Why your code fails:
Concatenate (what space do) has higher priority than minus-.
You used $6 to save the value you want to compare, and then it becomes a part of $0 the line.(last column). -- You can change it to a temporary variable name.
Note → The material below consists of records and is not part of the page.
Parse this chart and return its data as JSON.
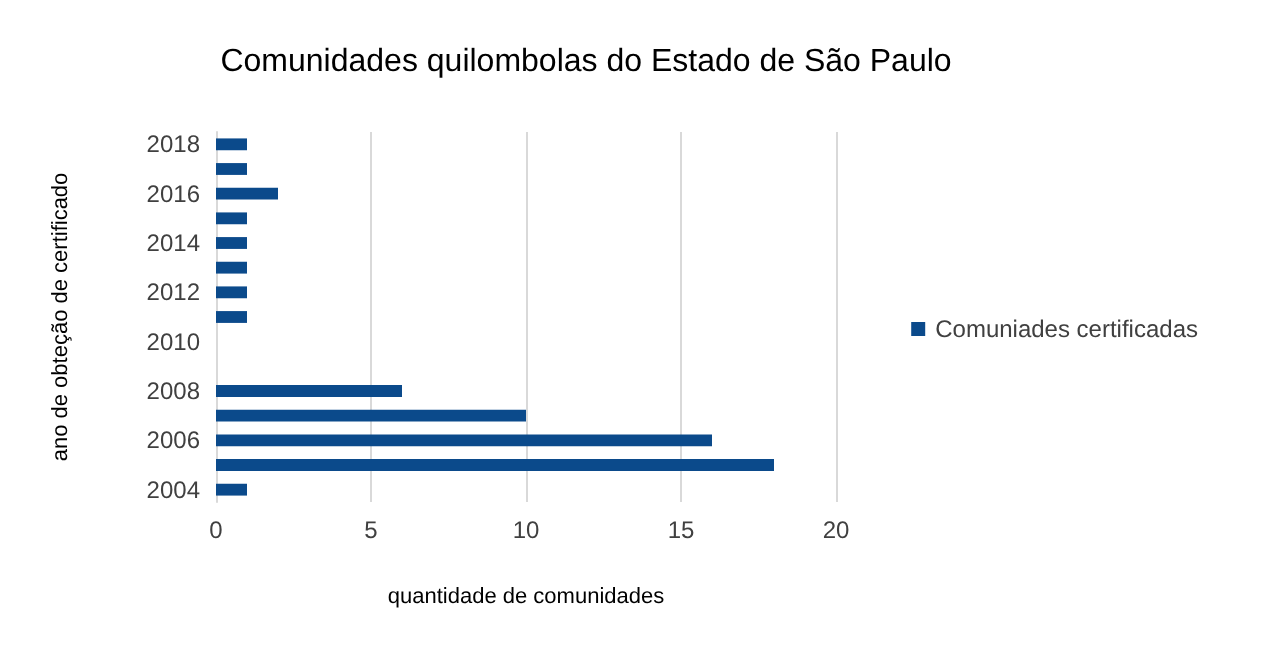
{
  "chart_data": {
    "type": "bar",
    "orientation": "horizontal",
    "title": "Comunidades quilombolas do Estado de São Paulo",
    "xlabel": "quantidade de comunidades",
    "ylabel": "ano de obteção de certificado",
    "categories": [
      "2018",
      null,
      "2016",
      null,
      "2014",
      null,
      "2012",
      null,
      "2010",
      null,
      "2008",
      null,
      "2006",
      null,
      "2004"
    ],
    "series": [
      {
        "name": "Comuniades certificadas",
        "color": "#0b4a8b",
        "values": [
          1,
          1,
          2,
          1,
          1,
          1,
          1,
          1,
          0,
          0,
          6,
          10,
          16,
          18,
          1
        ]
      }
    ],
    "xlim": [
      0,
      20
    ],
    "xticks": [
      0,
      5,
      10,
      15,
      20
    ],
    "grid": "x",
    "legend": "right"
  }
}
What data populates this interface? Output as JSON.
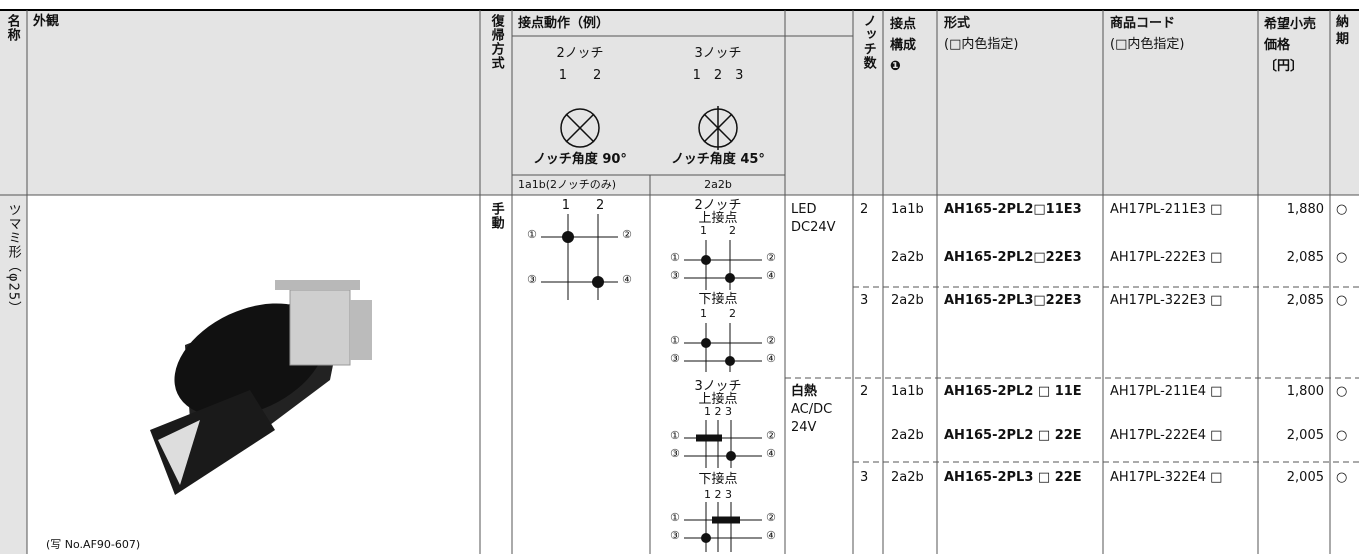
{
  "header": {
    "name": "名称",
    "appearance": "外観",
    "return_method": "復帰方式",
    "contact_action": "接点動作（例）",
    "notch2": "2ノッチ",
    "notch2_positions": "1　　2",
    "notch2_angle": "ノッチ角度 90°",
    "notch3": "3ノッチ",
    "notch3_positions": "1　2　3",
    "notch3_angle": "ノッチ角度 45°",
    "sub1": "1a1b(2ノッチのみ)",
    "sub2": "2a2b",
    "notch_count": "ノッチ数",
    "contact_config": "接点構成",
    "contact_config_mark": "❶",
    "model": "形式",
    "model_note": "(□内色指定)",
    "code": "商品コード",
    "code_note": "(□内色指定)",
    "price": "希望小売価格〔円〕",
    "delivery": "納期"
  },
  "product": {
    "name": "ツマミ形（φ25）",
    "photo_caption": "(写 No.AF90-607)",
    "return_method": "手動"
  },
  "diagrams": {
    "circled": [
      "①",
      "②",
      "③",
      "④"
    ],
    "pos2": "1　　2",
    "pos3": "1 2 3",
    "notch2": "2ノッチ",
    "notch3": "3ノッチ",
    "upper": "上接点",
    "lower": "下接点"
  },
  "lamps": [
    {
      "line1": "LED",
      "line2": "DC24V"
    },
    {
      "line1": "白熱",
      "line2": "AC/DC",
      "line3": "24V"
    }
  ],
  "rows": [
    {
      "notch": "2",
      "contact": "1a1b",
      "model": "AH165-2PL2□11E3",
      "code": "AH17PL-211E3 □",
      "price": "1,880",
      "delivery": "○"
    },
    {
      "notch": "",
      "contact": "2a2b",
      "model": "AH165-2PL2□22E3",
      "code": "AH17PL-222E3 □",
      "price": "2,085",
      "delivery": "○"
    },
    {
      "notch": "3",
      "contact": "2a2b",
      "model": "AH165-2PL3□22E3",
      "code": "AH17PL-322E3 □",
      "price": "2,085",
      "delivery": "○"
    },
    {
      "notch": "2",
      "contact": "1a1b",
      "model": "AH165-2PL2 □ 11E",
      "code": "AH17PL-211E4 □",
      "price": "1,800",
      "delivery": "○"
    },
    {
      "notch": "",
      "contact": "2a2b",
      "model": "AH165-2PL2 □ 22E",
      "code": "AH17PL-222E4 □",
      "price": "2,005",
      "delivery": "○"
    },
    {
      "notch": "3",
      "contact": "2a2b",
      "model": "AH165-2PL3 □ 22E",
      "code": "AH17PL-322E4 □",
      "price": "2,005",
      "delivery": "○"
    }
  ]
}
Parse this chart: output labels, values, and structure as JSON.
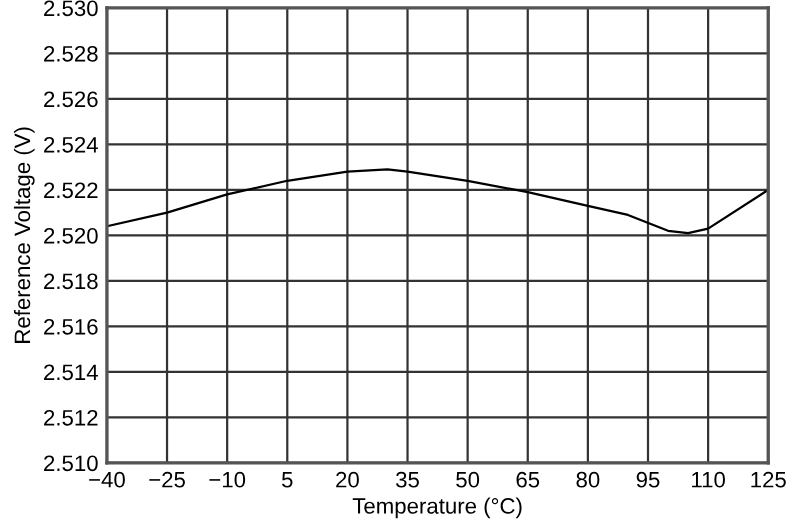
{
  "chart_data": {
    "type": "line",
    "xlabel": "Temperature (°C)",
    "ylabel": "Reference Voltage (V)",
    "x": [
      -40,
      -25,
      -10,
      5,
      20,
      30,
      35,
      50,
      65,
      80,
      90,
      100,
      105,
      110,
      125
    ],
    "series": [
      {
        "color": "#000000",
        "values": [
          2.5204,
          2.521,
          2.5218,
          2.5224,
          2.5228,
          2.5229,
          2.5228,
          2.5224,
          2.5219,
          2.5213,
          2.5209,
          2.5202,
          2.5201,
          2.5203,
          2.522
        ]
      }
    ],
    "xlim": [
      -40,
      125
    ],
    "xticks": [
      {
        "value": -40,
        "label": "−40"
      },
      {
        "value": -25,
        "label": "−25"
      },
      {
        "value": -10,
        "label": "−10"
      },
      5,
      20,
      35,
      50,
      65,
      80,
      95,
      110,
      125
    ],
    "ylim": [
      2.51,
      2.53
    ],
    "yticks": [
      {
        "value": 2.51,
        "label": "2.510"
      },
      {
        "value": 2.512,
        "label": "2.512"
      },
      {
        "value": 2.514,
        "label": "2.514"
      },
      {
        "value": 2.516,
        "label": "2.516"
      },
      {
        "value": 2.518,
        "label": "2.518"
      },
      {
        "value": 2.52,
        "label": "2.520"
      },
      {
        "value": 2.522,
        "label": "2.522"
      },
      {
        "value": 2.524,
        "label": "2.524"
      },
      {
        "value": 2.526,
        "label": "2.526"
      },
      {
        "value": 2.528,
        "label": "2.528"
      },
      {
        "value": 2.53,
        "label": "2.530"
      }
    ],
    "grid": true
  }
}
You have a typo (p2=p2), and you used $p2 and $p3, which means to get p2's value and find the corresponding column. So if p2==3 then $p2 equals $3.
You didn't set OFS, so even if your code works, the output will be separated by spaces.
print will add a trailing newline\n, so even if above problems don't exist, you will get 4 lines instead of the 2 lines output you wanted.
Could you please try following too.
awk 'prev_2nd==$2 && prev_3rd==$3{$1=$1;print prev_line,$0} {prev_2nd=$2;prev_3rd=$3;$1=$1;prev_line=$0}' OFS=, Input_file
Explanation: Adding explanation for above code now.
awk '
prev_2nd==$2 && prev_3rd==$3{ ##Checking if previous lines variable prev_2nd and prev_3rd are having same value as current line 2nd and 3rd field or not, if yes then do following.
$1=$1 ##Resetting $1 value of current line to $1 only why because OP needs output field separator as comma and to apply this we need to reset it to its own value.
print prev_line,$0 ##Printing value of previous line and current line here.
} ##Closing this condition block here.
{
prev_2nd=$2 ##Setting current line $2 to prev_2nd variable here.
prev_3rd=$3 ##Setting current line $3 to prev_3rd variable here.
$1=$1 ##Resetting value of $1 to $1 to make comma in its values applied.
prev_line=$0 ##Now setting pre_line value to current line edited one with comma as separator.
}
' OFS=, Input_file ##Setting OFS(output field separator) value as comma here and mentioning Input_file name here.